Türkiye’nin farklı bölgelerinde yer alan 7 önemli gölde yapılan araştırma, tatlı su kaynaklarının mikroplastik kirliliğiyle karşı karşıya olduğunu ortaya koydu. Suda ve tortularda (sediment) yapılan ölçümler, koruma altındaki göllerin bile risk altında olduğunu gösterdi.
Türkiye'nin en kirli gölü hangisi?
Araştırmaya göre, Borçka Baraj Gölü’nde 1 litre suda ortalama 0,69 adet mikroplastik tespit edilirken, en yüksek sediment kirliliği ise Şavşat Karagöl’de kilogramda ortalama 344 adet olarak ölçüldü. Bu durum, su altı tortularının mikroplastik birikiminde önemli rol oynadığını gösteriyor.

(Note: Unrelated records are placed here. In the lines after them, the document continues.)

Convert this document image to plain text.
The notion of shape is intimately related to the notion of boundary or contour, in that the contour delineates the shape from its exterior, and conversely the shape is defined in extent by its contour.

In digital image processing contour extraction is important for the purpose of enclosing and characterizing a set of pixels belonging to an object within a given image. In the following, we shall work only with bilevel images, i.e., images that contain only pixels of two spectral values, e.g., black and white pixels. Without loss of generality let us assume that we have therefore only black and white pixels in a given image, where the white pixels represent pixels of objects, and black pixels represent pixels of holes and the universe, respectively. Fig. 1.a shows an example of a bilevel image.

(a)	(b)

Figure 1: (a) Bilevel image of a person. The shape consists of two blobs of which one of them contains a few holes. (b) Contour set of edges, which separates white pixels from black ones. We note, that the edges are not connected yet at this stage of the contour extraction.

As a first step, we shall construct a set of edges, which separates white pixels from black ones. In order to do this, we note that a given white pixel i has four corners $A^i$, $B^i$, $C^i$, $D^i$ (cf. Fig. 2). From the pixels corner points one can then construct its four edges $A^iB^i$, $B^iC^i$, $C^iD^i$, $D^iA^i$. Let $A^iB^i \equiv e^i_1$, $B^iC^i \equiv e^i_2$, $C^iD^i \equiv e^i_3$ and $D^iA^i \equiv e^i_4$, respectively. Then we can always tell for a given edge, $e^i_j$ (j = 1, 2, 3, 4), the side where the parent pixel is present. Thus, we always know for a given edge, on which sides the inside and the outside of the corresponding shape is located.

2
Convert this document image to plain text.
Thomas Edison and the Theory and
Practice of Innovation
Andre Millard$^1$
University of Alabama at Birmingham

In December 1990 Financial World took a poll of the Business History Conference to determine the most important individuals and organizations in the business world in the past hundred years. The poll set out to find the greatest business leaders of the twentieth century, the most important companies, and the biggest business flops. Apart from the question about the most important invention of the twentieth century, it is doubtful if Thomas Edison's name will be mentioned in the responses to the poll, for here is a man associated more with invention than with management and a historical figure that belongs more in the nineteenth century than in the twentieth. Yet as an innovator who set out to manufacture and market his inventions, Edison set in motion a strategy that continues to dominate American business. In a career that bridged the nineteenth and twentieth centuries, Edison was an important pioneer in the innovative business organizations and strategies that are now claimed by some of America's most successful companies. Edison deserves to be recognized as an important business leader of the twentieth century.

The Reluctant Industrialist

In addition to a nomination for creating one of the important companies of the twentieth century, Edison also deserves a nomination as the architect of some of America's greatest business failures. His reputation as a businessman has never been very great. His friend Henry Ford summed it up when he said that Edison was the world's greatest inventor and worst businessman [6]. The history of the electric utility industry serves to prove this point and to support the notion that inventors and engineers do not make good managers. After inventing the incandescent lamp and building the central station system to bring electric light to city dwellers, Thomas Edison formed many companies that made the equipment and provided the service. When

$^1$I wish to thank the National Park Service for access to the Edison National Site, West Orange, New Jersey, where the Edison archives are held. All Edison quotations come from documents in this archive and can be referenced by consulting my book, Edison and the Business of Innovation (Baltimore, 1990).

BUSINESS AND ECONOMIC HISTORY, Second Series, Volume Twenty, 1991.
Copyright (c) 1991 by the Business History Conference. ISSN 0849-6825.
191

Sudan alınan örneklerde mikroplastiklerin büyük çoğunluğunun (%82,4) "fragment" yani kırık plastik parçaları olduğu belirlendi. Geri kalan %17,6’sını ise lif (fiber) formundaki mikroplastikler oluşturuyor. Sedimentteki oran ise lif ve parçacık arasında daha dengeli.
Prof. Dr. Kenan Gedik’e göre kirliliğin temel sebepleri, turistik faaliyetler, balıkçılık ekipmanları ve arıtılmamış atık sular. Özellikle plastik ambalaj atıkları, tekstil lifleri ve balıkçılık malzemeleri su kaynaklarını kirleten başlıca unsurlar arasında yer alıyor.
Koruma Altındaki Göller Neden Kirli?
Araştırmanın dikkat çeken sonuçlarından biri de koruma altındaki göllerin de mikroplastik kirliliğine maruz kalması oldu. Şavşat Karagöl örneğinde olduğu gibi, dışa akışı olmayan kapalı ekosistemlerde sediment kirliliği çok daha fazla birikiyor. Gedik, "Koruma altına aldığımız yerler turizme açıldıkça tehdit altına giriyor" diyerek durumun ciddiyetine dikkat çekti.
Mikroplastikler yalnızca fiziksel bir kirletici değil; aynı zamanda içerdikleri kimyasalları zamanla suya salarak ekosistemleri ve canlı yaşamını tehdit ediyor. Bu kirliliğin uzun vadede insanların içme suyuna kadar ulaşabileceği uyarısı yapılıyor.
Prof. Dr. Gedik, “Su doğada azalmaz ama temiz su azalıyor” diyerek mikroplastik kirliliğinin gelecekte çok daha ciddi sorunlara yol açabileceğini vurguladı. Türkiye’de kişi başına düşen kullanılabilir su miktarının, Avrupa ve Amerika’ya göre çok düşük olduğunu da hatırlattı.
Bu araştırma, Türkiye’de aynı anda hem yüzey suyu hem de sediment örnekleri üzerinde yapılan nadir ve kapsamlı çalışmalardan biri. Özellikle koruma altındaki doğal göllerde mikroplastik kirliliğini inceleyen ilk çalışmalar arasında yer alması açısından büyük önem taşıyor.